If STAGECOACH isn't
the greatest Western ever made, it's certainly the most
influential. Although there were a few attempts at "serious"
Westerns throughout the 1930s, the genre was mostly defined by b-films
whose target audience was young boys. With STAGECOACH, director
John Ford proved the Western's viability for wide-ranging social drama,
character study, and allegory. Something of a GRAND HOTEL on
wheels, STAGECOACH examines the lives of nine passengers as they
journey through dangerous Indian territory. The characters seem
stock Western types at first -- the convict, the lawman, the gambler,
the drunken doctor, the prostitute, etc. -- but each of them emerges as
a three-dimensional figure with a complex backstory.
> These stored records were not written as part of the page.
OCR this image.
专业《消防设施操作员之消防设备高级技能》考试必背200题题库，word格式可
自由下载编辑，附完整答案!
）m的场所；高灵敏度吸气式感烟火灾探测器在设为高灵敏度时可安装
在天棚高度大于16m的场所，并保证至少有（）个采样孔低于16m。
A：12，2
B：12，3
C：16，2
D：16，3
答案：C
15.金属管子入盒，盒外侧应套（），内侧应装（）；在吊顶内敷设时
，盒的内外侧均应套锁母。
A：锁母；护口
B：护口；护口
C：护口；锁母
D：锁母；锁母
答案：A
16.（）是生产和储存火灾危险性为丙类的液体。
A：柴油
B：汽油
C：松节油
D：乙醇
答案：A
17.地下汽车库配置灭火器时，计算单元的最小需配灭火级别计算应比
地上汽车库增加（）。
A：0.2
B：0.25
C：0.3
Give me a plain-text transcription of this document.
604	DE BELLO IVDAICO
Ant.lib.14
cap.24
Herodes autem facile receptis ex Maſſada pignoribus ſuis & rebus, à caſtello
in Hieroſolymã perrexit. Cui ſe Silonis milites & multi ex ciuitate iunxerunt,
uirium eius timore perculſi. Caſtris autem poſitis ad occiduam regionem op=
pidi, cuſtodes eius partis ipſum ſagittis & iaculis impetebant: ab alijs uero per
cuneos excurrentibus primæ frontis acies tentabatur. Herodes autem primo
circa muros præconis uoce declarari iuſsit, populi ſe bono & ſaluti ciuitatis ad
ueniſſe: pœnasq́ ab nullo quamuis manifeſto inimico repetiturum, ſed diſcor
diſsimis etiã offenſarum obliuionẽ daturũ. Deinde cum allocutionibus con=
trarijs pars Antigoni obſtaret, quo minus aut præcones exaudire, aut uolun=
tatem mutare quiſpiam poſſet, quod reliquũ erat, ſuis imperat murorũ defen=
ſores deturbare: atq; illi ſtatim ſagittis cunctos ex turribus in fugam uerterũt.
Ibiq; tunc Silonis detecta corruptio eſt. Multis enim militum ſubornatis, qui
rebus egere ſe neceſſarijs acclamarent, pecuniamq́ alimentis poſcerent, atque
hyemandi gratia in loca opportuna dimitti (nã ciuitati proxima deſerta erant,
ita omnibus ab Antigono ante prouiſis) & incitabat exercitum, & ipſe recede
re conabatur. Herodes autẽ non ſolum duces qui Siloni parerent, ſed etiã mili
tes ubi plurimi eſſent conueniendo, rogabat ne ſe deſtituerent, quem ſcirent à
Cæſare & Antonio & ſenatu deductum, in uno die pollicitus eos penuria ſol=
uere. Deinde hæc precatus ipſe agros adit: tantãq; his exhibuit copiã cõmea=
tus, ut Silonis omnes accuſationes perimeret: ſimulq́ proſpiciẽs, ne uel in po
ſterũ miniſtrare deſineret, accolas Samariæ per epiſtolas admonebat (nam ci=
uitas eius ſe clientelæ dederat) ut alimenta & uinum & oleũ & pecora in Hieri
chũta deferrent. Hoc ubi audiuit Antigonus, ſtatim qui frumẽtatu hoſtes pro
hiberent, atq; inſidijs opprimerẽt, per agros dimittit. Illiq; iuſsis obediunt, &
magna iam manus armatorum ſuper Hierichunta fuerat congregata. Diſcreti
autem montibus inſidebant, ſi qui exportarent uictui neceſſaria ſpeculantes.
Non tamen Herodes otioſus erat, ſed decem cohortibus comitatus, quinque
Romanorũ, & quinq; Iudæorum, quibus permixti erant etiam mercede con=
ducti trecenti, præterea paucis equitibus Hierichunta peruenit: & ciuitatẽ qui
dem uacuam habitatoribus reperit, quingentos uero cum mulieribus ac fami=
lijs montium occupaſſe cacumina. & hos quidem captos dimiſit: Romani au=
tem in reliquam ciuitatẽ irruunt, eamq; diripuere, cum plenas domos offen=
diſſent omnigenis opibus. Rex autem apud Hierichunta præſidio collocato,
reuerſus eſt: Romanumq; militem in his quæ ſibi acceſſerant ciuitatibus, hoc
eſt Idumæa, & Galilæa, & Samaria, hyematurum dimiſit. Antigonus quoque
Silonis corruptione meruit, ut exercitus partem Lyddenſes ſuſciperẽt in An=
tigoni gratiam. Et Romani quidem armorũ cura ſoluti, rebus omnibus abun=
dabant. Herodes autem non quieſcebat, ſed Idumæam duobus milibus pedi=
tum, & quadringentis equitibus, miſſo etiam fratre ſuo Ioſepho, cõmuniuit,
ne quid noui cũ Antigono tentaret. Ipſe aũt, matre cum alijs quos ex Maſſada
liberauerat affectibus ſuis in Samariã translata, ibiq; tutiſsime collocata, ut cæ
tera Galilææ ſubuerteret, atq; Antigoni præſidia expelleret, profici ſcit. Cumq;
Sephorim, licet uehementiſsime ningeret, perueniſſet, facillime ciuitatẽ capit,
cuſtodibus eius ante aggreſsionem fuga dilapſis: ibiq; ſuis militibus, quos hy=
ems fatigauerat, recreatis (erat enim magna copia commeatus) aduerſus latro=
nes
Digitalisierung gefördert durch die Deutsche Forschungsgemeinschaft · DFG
Ford
probably overdid things in his effort to be taken seriously, in that
the screenplay by Dudley Nichols is full of long-winded and pretentious
speeches, but perhaps that was a necessary evil in a genre-defining
film.
As much as anything, STAGECOACH is
remembered
as the picture that made John Wayne a major star after a decade of
toiling in b-Westerns. Ford provides Wayne with a dramatic
zoom-in closeup for his first appearance, a seemingly prescient moment
that announced to the world: "Folks, meet the icon of the genre."
STAGECOACH is also heralded for its action sequences (most staged by
and featuring legendary stuntman Yakima Canutt), but some of my
favorite moments are the quiet ones, such as the dimly lit scene in
which Wayne and Claire Trevor discuss marriage in pragmatic terms that
mask their true emotions. With such scenes, Ford and Wayne make
it clear that the Western hero had evolved permanently beyond the
rope-twirling guitar-strummers who chased bad guys named Blackie.
Another major work from Hollywood's greatest year.